# 726 (37771) Auger Bearing Replacement



## mccarma (Nov 15, 2013)

Hello,

Took on a big project for myself, replacing the auger bearing in my Toro 726OE, model 37771. I'm to the point now where I have the auger disc off and I need to get the impeller hub off. Just wondering if anyone has any experience with this? From what I can tell, it must just be brute force to get it off? There is no set screw that I can see. 

Here is the diagram --> https://lookup3.toro.com/Ill/2X/420/420854.gif?1577479758216

I'm trying to get part 4 off, to change part 5. 

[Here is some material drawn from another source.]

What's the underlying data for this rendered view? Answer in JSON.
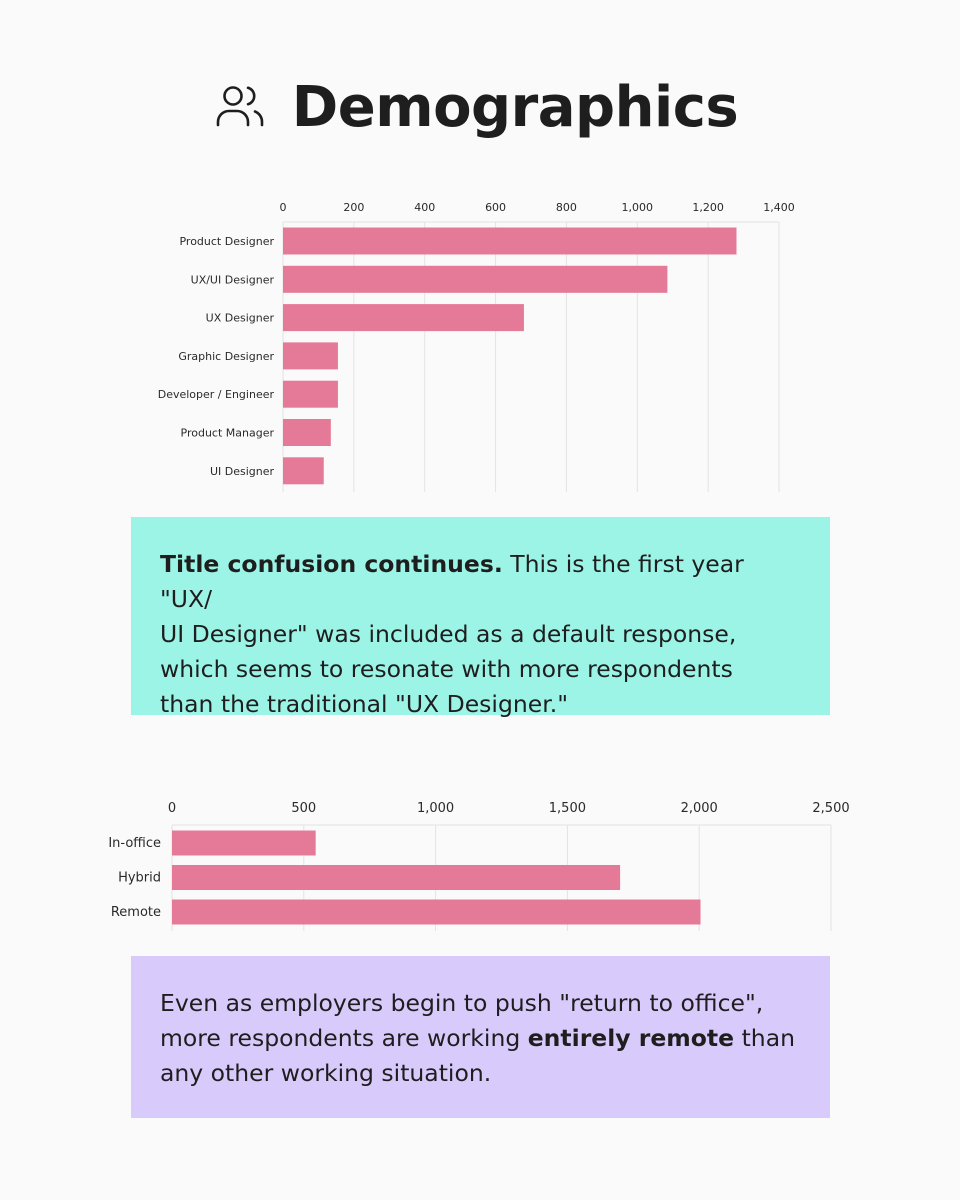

Any info would be appreciated!


----------



## mccarma (Nov 15, 2013)

Got it off with a ball joint separator after. Fun stuff.


----------



## Kiss4aFrog (Nov 3, 2013)

It looks like the bolt retains it and it's supposed to be a slip fit onto the shaft as there is a flat on the shaft and the inside of the hub. Add rust and you're looking at using a little persuasion (hammer, gear puller, ...) , penetrating oil and maybe heat.
Have you tried something like a steering wheel puller ?? You can usually get one on loan from an auto parts store if you don't have one or want to buy one.

.


----------



## UNDERTAKER (Dec 30, 2013)

Kiss4aFrog said:


> It looks like the bolt retains it and it's supposed to be a slip fit onto the shaft as there is a flat on the shaft and the inside of the hub. Add rust and you're looking at using a little persuasion (hammer, gear puller, ...) , penetrating oil and maybe heat.
> Have you tried something like a steering wheel puller ?? You can usually get one on loan from an auto parts store if you don't have one or want to buy one.
> 
> .


*I Just Bought This 1 from MAC TOOLS The other day. https://www.mactools.com/en-us/Spec...ers/STP600B/43-PC-Deluxe-Master-Bolt-Grip-Set *


----------